Ein Krieger ... ein Berg von einem Mann und so stark wie 10 Ochsen … der Stolz seines Stammes
In seinem Blick brannten Schande und Wut. Blutüberströmt lag er vor ihr. Eine Zeit des Schmerzes.
Kalte leere Gassen, nie dieselben ... Immer unterwegs, immer auf der Suche, immer auf der Flucht. Keine Blicke in denen sie etwas lesen konnte, denn jeder meidete den ihren. Sie war … nein ist anders … seltsam … zusammengesetzt aus zwei unterschiedlichen Hälften und so passte sie nirgends richtig hinein. Eine Zeit der Einsamkeit.
Jemand der sie von der Straße holte und ihr so vieles lehrte.
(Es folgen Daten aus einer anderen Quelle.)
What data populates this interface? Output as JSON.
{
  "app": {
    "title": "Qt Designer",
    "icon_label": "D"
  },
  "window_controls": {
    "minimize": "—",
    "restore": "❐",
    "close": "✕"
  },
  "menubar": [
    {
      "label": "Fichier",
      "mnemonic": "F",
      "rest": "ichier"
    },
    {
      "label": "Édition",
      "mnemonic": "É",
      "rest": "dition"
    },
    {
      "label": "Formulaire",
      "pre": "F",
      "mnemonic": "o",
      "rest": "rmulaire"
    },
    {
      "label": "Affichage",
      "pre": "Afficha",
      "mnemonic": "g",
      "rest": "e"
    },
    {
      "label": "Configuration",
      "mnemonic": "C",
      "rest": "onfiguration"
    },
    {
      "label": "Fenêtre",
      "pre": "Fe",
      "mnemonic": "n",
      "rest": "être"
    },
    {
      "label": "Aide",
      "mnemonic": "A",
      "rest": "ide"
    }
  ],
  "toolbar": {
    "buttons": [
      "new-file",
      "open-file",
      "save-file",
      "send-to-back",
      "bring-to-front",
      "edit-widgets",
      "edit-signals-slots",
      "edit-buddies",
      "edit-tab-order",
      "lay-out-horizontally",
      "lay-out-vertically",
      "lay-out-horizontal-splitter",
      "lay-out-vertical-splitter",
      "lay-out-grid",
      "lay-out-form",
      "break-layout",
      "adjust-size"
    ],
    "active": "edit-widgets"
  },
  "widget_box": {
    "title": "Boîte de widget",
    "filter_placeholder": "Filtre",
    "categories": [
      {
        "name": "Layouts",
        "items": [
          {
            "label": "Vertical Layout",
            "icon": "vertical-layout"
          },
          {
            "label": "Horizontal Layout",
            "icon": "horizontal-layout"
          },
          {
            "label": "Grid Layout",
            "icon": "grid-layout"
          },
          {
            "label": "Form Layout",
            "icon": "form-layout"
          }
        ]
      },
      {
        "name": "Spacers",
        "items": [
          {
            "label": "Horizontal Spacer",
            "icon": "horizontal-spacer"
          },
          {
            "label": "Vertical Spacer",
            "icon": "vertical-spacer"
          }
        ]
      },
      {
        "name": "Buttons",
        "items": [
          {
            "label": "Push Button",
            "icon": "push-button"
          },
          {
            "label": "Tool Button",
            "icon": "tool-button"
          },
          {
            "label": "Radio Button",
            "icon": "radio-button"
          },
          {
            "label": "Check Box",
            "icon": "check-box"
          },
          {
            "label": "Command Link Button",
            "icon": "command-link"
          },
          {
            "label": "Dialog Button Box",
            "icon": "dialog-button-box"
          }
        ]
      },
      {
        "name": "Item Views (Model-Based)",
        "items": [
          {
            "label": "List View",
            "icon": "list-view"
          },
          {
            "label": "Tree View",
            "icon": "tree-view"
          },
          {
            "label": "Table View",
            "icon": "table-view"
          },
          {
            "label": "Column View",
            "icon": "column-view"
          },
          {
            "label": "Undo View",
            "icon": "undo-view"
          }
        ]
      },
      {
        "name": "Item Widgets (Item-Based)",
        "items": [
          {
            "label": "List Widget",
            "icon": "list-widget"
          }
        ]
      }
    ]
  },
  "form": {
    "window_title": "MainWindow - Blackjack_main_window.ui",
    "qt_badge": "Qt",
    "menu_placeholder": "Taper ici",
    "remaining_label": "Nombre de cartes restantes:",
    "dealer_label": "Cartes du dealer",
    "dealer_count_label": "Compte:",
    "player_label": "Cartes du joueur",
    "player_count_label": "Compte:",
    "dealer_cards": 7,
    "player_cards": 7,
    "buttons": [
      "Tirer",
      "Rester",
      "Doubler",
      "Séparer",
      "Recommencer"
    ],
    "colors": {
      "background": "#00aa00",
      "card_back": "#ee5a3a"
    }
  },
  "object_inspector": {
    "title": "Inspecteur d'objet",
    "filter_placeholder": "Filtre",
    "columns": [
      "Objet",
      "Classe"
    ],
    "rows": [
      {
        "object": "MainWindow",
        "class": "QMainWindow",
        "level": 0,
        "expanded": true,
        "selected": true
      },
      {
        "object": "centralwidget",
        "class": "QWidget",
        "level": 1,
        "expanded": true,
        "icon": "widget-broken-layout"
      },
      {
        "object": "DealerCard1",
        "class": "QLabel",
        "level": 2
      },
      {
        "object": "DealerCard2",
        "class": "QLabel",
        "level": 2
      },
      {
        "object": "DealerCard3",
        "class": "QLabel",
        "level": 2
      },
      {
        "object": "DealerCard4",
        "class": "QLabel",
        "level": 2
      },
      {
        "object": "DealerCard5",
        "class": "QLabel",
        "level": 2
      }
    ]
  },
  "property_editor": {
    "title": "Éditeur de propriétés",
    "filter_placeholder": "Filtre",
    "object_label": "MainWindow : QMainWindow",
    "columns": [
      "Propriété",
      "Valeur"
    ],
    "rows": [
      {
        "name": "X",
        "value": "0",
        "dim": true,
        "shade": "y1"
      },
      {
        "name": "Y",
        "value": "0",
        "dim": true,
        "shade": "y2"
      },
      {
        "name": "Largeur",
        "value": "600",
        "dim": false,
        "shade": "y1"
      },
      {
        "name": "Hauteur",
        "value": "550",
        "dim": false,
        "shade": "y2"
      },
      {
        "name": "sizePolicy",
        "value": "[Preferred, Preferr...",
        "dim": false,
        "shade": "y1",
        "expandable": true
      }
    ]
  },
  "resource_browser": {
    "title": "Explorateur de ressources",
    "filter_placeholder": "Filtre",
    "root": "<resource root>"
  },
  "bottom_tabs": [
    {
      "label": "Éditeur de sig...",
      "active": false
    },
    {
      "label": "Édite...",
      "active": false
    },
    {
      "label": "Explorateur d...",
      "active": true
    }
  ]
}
Derjenige schenkte ihr auch den Anhänger. In dem Blick der Person erkannte sie Strenge aber auch Fürsorge. Eine Zeit der Zugehörigkeit …


Danach brachen die Erinnerungsfetzen ab. Viel konnte Ira damit nicht anfangen. Sei's drum, das Hier und Jetzt war wichtiger. Noch einmal blickte sie sich um. Ira fiel zum ersten mal auf, dass sie nicht alleine an diesem seltsam Ort war. Da waren noch andere Personen. Weiter hinten konnte sie einen alten Mann erkennen, aber warum winkte er mit einem Bund Brennesel zu ihr herüber?